O festival é patrocinado este ano pelo ator e diretor Thomas Ngijol.
Publicado
Tempo de leitura: 2 minutos
madeira zeroA prolífica indústria cinematográfica da Nigéria esteve em Paris com a 13ª edição do festival NollywoodWeek (AGORA!) que termina no domingo. Desde 6 de maio, o festival NOW apresenta longas-metragens, curtas e documentários produzidos por Nollywood na Nigéria, bem como produções ganenses, quenianas e senegalesas. A edição 2026 do Poderoso Chefão é do ator e cineasta Thomas Ngijol que acaba de assinar contrato Persistente.
“Juntamente com os meus parceiros, percebemos que uma cidade como Paris não pode ignorar o fenómeno cultural de Nollywood”o cofundador Serge Noukoué contou à AFP sobre o festival, lançado em 2013. “Achamos que esta é uma oportunidade para mudar o discurso sobre o cinema africano”ele acrescentou.
A ascensão dos serviços de streaming e a crescente popularidade da música africana, como Afrobeats e Amapiano, ajudaram a apresentar esta cultura cinematográfica a novos públicos, bem como a aumentar a qualidade, o acesso e o financiamento. As audiências são mais vastas e as receitas estão a aumentar, mas os produtores ainda lutam para alcançar públicos fora de África, fora da diáspora, embora Nollywood produza mais filmes todos os anos do que Hollywood. Bollywood, a indústria indiana é a mais produtiva em termos de números de produção.
Na programação do festival NOW, que acontece no cinema parisiense L’Arlequin, descobrimos Amo Leste Oeste de Seko Shamte, Evi Superstar de Uyoyou Adia, a história de uma estrela da música nigeriana em ascensão forçada a começar do zero. O mesmo que Mãe de Chibok de Joel Akachukwu Benson que conta a história da tragédia das mães de meninas de Chibok que foram sequestradas por jihadistas na Nigéria em 2014, documentário Batwing desmascarado: super-herói africano de Thomas Letellier deu origem ao primeiro super-herói africano do universo DC Comics ou mesmo Reel Love de Kayode Kasum que reúne várias estrelas de Nollywood.

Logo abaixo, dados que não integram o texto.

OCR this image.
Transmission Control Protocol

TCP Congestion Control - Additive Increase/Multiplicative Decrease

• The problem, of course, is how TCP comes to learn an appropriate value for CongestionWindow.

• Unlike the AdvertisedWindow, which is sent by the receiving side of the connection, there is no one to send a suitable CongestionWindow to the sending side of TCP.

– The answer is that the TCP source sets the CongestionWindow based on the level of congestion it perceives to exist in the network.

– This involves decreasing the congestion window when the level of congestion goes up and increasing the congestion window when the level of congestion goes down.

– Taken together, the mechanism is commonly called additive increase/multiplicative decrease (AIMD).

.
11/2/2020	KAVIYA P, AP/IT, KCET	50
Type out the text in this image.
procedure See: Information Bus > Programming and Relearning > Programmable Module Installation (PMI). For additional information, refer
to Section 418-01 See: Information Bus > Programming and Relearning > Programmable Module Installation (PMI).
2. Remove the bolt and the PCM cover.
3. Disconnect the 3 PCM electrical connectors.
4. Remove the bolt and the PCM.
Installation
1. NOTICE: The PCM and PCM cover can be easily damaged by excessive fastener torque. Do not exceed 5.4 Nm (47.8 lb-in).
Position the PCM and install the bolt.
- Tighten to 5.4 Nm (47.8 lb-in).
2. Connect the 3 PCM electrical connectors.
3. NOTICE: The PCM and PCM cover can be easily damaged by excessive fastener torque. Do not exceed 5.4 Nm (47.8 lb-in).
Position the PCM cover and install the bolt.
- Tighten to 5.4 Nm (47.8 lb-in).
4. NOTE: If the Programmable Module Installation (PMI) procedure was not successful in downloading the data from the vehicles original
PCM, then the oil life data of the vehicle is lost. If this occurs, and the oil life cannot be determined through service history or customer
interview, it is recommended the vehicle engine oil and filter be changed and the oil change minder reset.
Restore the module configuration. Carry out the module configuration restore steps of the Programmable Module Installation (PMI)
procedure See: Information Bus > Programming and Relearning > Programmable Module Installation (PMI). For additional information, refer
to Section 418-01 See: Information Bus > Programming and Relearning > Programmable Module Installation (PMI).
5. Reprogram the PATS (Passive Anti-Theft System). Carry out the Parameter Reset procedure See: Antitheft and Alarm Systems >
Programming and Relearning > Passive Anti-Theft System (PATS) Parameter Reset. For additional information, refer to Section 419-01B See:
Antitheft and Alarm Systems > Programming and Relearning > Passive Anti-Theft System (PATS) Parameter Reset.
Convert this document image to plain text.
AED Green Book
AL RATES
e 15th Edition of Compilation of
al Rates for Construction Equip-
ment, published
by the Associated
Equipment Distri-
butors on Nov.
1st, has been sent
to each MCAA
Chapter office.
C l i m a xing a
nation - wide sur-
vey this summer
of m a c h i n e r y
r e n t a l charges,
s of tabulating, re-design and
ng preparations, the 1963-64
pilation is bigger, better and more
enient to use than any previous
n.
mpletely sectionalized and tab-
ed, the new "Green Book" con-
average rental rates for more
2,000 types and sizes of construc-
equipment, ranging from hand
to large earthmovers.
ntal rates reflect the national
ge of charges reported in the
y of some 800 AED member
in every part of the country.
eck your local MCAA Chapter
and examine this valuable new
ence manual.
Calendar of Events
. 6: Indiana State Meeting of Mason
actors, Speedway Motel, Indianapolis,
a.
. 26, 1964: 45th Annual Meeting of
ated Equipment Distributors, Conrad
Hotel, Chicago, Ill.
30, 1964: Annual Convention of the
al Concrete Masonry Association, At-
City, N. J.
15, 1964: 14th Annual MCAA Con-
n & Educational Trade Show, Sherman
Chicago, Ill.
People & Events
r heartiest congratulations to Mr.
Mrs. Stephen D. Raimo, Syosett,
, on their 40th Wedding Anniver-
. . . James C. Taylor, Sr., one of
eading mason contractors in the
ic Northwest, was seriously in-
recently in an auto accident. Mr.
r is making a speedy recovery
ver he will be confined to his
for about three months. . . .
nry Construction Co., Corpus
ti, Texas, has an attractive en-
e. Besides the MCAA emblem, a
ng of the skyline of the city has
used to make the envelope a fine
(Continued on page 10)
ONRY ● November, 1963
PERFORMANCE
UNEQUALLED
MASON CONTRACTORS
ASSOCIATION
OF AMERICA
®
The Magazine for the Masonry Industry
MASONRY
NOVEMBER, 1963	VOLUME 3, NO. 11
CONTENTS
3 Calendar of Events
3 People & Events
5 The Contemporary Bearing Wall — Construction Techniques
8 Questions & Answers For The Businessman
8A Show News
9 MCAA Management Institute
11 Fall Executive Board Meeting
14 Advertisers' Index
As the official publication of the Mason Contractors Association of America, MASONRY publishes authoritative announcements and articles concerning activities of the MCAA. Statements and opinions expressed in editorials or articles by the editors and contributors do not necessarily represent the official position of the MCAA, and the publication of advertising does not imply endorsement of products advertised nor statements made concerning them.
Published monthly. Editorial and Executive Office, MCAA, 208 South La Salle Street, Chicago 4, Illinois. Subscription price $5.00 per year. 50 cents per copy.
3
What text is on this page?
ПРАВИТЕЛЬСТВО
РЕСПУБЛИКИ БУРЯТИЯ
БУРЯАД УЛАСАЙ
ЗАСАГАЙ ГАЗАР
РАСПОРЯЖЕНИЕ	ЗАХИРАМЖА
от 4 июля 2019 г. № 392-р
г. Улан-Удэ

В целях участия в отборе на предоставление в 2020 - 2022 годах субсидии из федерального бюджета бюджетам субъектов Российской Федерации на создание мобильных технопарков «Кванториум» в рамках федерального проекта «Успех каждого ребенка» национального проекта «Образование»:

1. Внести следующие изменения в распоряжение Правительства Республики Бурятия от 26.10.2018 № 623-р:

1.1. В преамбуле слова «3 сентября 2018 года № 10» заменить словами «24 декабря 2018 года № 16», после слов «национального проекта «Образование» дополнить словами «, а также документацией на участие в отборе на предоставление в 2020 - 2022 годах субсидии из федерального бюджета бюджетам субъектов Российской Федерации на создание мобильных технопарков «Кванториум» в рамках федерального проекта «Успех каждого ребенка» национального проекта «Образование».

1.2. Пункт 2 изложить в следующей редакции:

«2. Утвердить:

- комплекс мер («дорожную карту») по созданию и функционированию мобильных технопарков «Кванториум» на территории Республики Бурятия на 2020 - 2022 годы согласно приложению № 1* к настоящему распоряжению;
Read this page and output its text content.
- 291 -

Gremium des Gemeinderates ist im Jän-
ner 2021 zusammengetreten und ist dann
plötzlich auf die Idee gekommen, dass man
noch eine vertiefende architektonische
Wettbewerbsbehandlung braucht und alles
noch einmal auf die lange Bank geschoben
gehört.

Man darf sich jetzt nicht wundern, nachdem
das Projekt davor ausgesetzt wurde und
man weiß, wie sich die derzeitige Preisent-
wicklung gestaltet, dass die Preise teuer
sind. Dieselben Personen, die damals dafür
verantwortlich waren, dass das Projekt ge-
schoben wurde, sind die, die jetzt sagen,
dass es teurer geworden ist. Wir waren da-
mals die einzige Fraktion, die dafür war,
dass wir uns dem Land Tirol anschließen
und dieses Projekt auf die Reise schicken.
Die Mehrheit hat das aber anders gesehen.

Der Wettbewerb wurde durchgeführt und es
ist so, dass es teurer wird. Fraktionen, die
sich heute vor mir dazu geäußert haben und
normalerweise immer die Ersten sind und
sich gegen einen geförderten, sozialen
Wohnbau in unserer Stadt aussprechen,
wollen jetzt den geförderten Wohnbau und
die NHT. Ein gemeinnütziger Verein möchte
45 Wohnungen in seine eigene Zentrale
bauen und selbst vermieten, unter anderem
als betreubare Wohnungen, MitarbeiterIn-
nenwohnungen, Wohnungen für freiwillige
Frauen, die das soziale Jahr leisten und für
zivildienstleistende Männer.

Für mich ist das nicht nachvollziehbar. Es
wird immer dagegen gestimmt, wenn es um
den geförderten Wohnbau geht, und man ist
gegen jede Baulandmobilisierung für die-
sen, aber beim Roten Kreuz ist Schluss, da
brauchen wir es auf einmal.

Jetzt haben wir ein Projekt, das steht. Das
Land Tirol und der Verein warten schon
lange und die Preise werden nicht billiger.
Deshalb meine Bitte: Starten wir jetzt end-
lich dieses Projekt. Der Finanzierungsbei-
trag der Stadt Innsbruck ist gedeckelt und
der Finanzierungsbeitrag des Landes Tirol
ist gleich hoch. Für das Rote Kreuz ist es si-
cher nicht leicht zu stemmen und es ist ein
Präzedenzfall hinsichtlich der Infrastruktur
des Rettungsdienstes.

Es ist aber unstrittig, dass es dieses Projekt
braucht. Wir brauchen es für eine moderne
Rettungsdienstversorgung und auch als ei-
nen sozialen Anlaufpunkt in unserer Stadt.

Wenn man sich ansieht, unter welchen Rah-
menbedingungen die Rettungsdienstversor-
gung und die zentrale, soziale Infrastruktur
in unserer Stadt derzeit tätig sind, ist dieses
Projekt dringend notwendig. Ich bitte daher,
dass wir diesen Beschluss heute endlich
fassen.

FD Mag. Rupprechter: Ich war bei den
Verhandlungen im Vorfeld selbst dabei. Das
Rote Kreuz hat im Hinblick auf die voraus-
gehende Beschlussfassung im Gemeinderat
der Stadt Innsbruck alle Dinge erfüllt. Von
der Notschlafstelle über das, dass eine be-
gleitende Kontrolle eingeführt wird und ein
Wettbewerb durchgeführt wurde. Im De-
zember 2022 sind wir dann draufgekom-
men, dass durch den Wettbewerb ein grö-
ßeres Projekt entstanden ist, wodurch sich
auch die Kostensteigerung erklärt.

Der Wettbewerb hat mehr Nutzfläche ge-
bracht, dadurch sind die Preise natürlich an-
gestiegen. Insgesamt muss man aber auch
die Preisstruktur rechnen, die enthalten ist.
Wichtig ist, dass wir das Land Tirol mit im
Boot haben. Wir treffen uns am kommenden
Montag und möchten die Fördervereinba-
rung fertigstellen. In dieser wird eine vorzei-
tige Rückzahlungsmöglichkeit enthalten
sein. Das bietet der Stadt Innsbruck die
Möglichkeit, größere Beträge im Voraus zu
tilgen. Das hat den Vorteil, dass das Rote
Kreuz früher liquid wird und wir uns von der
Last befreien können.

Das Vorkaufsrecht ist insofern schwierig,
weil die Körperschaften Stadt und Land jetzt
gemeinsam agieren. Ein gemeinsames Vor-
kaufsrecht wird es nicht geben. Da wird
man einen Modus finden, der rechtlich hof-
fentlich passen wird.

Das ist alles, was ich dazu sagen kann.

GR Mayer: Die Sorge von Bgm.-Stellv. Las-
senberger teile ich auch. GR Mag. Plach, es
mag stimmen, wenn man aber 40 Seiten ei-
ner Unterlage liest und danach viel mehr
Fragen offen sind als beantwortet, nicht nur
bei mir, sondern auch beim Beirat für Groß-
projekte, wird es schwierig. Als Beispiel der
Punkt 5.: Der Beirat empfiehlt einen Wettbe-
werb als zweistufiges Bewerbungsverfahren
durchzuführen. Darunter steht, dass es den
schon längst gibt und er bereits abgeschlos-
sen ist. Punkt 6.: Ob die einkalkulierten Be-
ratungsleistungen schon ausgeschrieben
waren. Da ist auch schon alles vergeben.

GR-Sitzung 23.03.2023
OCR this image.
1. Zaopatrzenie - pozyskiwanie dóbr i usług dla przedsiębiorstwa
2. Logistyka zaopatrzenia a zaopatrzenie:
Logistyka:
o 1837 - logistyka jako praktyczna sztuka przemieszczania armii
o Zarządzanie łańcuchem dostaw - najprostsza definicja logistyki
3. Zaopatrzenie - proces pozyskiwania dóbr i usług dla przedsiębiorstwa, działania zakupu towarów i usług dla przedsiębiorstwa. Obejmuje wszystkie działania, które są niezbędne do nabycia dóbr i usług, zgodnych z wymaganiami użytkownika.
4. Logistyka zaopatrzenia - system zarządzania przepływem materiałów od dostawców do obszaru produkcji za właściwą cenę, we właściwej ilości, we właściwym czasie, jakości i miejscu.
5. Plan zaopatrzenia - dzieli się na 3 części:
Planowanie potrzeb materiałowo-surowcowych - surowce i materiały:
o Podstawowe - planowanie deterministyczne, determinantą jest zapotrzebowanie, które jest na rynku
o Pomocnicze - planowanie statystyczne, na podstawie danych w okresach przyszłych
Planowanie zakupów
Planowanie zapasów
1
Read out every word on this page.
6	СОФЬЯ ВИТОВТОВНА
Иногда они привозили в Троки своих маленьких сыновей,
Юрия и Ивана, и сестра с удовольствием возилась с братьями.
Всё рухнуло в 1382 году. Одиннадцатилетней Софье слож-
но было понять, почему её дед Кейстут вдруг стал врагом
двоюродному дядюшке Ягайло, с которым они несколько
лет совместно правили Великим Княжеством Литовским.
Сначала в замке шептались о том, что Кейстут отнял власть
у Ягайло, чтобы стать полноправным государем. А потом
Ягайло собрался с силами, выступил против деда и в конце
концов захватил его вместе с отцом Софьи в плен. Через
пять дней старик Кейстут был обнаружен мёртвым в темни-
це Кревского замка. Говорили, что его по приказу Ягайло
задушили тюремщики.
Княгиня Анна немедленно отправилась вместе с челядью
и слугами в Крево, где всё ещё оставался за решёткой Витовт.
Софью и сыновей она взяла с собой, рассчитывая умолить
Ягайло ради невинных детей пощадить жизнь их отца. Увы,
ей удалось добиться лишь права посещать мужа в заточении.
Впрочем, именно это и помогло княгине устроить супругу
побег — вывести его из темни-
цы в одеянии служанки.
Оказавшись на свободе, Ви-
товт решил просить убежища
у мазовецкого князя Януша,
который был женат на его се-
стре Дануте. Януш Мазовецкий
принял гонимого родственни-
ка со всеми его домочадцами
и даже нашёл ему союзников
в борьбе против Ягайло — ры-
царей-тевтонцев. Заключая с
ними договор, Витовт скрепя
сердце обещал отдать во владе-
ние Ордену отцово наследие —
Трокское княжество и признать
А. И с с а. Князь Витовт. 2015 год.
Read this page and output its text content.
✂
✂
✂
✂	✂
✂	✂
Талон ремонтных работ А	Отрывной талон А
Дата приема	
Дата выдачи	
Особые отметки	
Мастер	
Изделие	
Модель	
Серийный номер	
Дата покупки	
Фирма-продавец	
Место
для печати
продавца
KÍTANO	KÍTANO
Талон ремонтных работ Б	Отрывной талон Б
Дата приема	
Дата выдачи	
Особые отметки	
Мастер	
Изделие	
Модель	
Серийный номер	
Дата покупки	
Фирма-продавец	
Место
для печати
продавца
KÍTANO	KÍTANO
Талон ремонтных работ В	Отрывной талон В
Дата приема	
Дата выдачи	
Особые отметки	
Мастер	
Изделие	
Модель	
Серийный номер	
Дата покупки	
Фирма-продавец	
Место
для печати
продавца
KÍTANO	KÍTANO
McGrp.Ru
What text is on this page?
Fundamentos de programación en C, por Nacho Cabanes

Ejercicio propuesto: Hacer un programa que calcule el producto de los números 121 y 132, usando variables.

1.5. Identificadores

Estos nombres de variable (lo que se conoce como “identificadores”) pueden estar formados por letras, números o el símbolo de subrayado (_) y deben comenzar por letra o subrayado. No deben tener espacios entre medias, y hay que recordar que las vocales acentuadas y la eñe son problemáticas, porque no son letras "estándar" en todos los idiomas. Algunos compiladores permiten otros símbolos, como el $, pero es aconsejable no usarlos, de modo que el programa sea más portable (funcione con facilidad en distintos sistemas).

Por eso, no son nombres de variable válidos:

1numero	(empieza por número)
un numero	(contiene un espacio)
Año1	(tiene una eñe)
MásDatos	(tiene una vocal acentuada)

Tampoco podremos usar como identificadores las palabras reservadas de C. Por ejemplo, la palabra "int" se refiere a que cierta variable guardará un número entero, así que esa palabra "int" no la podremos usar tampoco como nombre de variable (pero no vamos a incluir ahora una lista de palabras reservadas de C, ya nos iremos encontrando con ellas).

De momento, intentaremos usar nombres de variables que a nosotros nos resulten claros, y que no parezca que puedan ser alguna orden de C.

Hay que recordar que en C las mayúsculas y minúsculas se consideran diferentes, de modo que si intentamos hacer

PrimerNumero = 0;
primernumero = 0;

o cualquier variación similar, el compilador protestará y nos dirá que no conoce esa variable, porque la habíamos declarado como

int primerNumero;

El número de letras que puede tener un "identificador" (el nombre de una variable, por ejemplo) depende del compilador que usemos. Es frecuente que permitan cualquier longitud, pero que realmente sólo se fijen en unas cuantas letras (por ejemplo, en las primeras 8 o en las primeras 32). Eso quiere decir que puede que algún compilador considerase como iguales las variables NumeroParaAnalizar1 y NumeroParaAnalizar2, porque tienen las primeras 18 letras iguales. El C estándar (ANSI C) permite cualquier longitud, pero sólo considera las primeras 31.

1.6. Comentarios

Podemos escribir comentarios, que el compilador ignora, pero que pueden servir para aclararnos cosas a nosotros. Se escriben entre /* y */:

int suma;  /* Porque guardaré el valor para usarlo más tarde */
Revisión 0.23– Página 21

Nollywood continua a ganhar profissionalismo e organização, acredita Serge Noukoué. “Penso que estamos a lidar com uma indústria ambiciosa, mas atualmente a indústria não tem os meios necessários para apoiar essa ambição”, afirmou. ele explicou. “Estamos numa fase em que muitos elementos ainda são necessários para que Nollywood alcance verdadeiramente todo o seu potencial.”ele acrescentou.
NollywoodWeek é um “laboratório do futuro”segundo ele, e que nos permite destacar a criatividade do continente. Ano passado, A Sombra do Meu Pai (Um dia com meu pai) de Akinola Davies Jr, permitindo que a Nigéria aparecesse pela primeira vez na Seleção Oficial do Festival de Cinema de Cannes. A coprodução anglo-nigeriana recebeu atenção especial da Caméra d’or, que destaca cada vez mais a indústria cinematográfica mais dinâmica do continente africano.